Shares in C3.ai (AI) saw a sharp decline after the software manufacturer released its fiscal second-quarter revenue report, which failed to meet expectations and included a less optimistic revenue forecast for AI stock.
The earnings report for the October quarter was made public by C3.ai after the market closed on Wednesday. It revealed an adjusted loss of 13 cents per share, a slight increase from the 11-cent loss reported in the previous year. Despite a 17% rise in revenue to \(73.2 million, analysts surveyed by FactSet had predicted a loss of 18 cents per share on revenue totaling \)74.3 million.
Looking forward to the current quarter ending in January, the company estimated revenue of \(76 million at the midpoint of its guidance, slightly lower than analysts’ expectations of \)77.7 million in revenue.
Although new bookings showed strong growth and the full-year revenue guidance remained steady, Oppenheimer analyst Tim Horan highlighted a shift towards prioritizing pilot trials and transitioning to consumption-priced services. This strategic change has temporarily impacted growth and margins, leading to a downward adjustment in income guidance.
Despite the initial goal of achieving profitability on an adjusted basis by the fourth quarter of the fiscal year, the increased investments in artificial intelligence have compelled C3.ai to delay this objective.

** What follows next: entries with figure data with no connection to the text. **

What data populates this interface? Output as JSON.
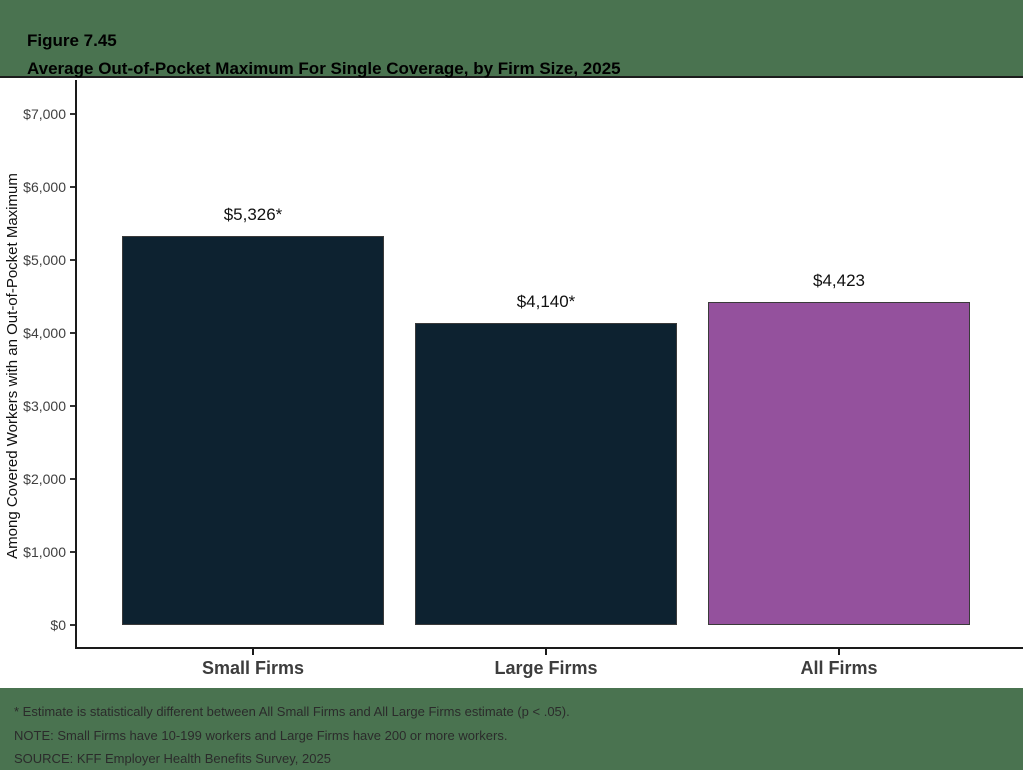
{
  "title": {
    "figure": "Figure 7.45",
    "main": "Average Out-of-Pocket Maximum For Single Coverage, by Firm Size, 2025"
  },
  "chart_data": {
    "type": "bar",
    "categories": [
      "Small Firms",
      "Large Firms",
      "All Firms"
    ],
    "values": [
      5326,
      4140,
      4423
    ],
    "bar_labels": [
      "$5,326*",
      "$4,140*",
      "$4,423"
    ],
    "bar_colors": [
      "#0D2230",
      "#0D2230",
      "#94519D"
    ],
    "title": "Average Out-of-Pocket Maximum For Single Coverage, by Firm Size, 2025",
    "xlabel": "",
    "ylabel": "Among Covered Workers with an Out-of-Pocket Maximum",
    "ylim": [
      0,
      7000
    ],
    "ytick_values": [
      0,
      1000,
      2000,
      3000,
      4000,
      5000,
      6000,
      7000
    ],
    "ytick_labels": [
      "$0",
      "$1,000",
      "$2,000",
      "$3,000",
      "$4,000",
      "$5,000",
      "$6,000",
      "$7,000"
    ],
    "grid": false,
    "legend": null
  },
  "footnotes": [
    "* Estimate is statistically different between All Small Firms and All Large Firms estimate (p < .05).",
    "NOTE: Small Firms have 10-199 workers and Large Firms have 200 or more workers.",
    "SOURCE: KFF Employer Health Benefits Survey, 2025"
  ],
  "colors": {
    "band_green": "#4A7350",
    "bar_navy": "#0D2230",
    "bar_purple": "#94519D",
    "axis": "#1A1A1A"
  }
}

On the stock market, AI stock witnessed a significant drop of 10.8%, closing at 26.02. Prior to the earnings report from C3.ai, AI stock had surged by 172% in 2023.
Deutsche Bank analyst Brad Zelnick, who maintains a sell rating on AI stock, expressed concerns about the speed of conversion and investment in tangible consumption commitments for C3.ai. The company’s financial performance and future guidance have been affected by the prevalence of pilot projects, influencing both revenue growth and gross margins.
Specializing in assisting companies in creating artificial intelligence applications, C3.ai primarily focuses on the energy, financial services, and defense sectors. The recent shift from a subscription-based to a consumption-based pricing model reflects the company’s evolving business strategy.
Moreover, C3.ai, which went public in early December 2020 and raised $651 million through its initial public offering, holds a Relative Strength Rating of 93 out of 99. This rating, sourced from IBD Stock Checkup, highlights the company’s robust market position and performance.
In late 2022, the enterprise AI software provider transitioned to a consumption-based pricing model, although specific pricing details for its new generative AI products have not been disclosed.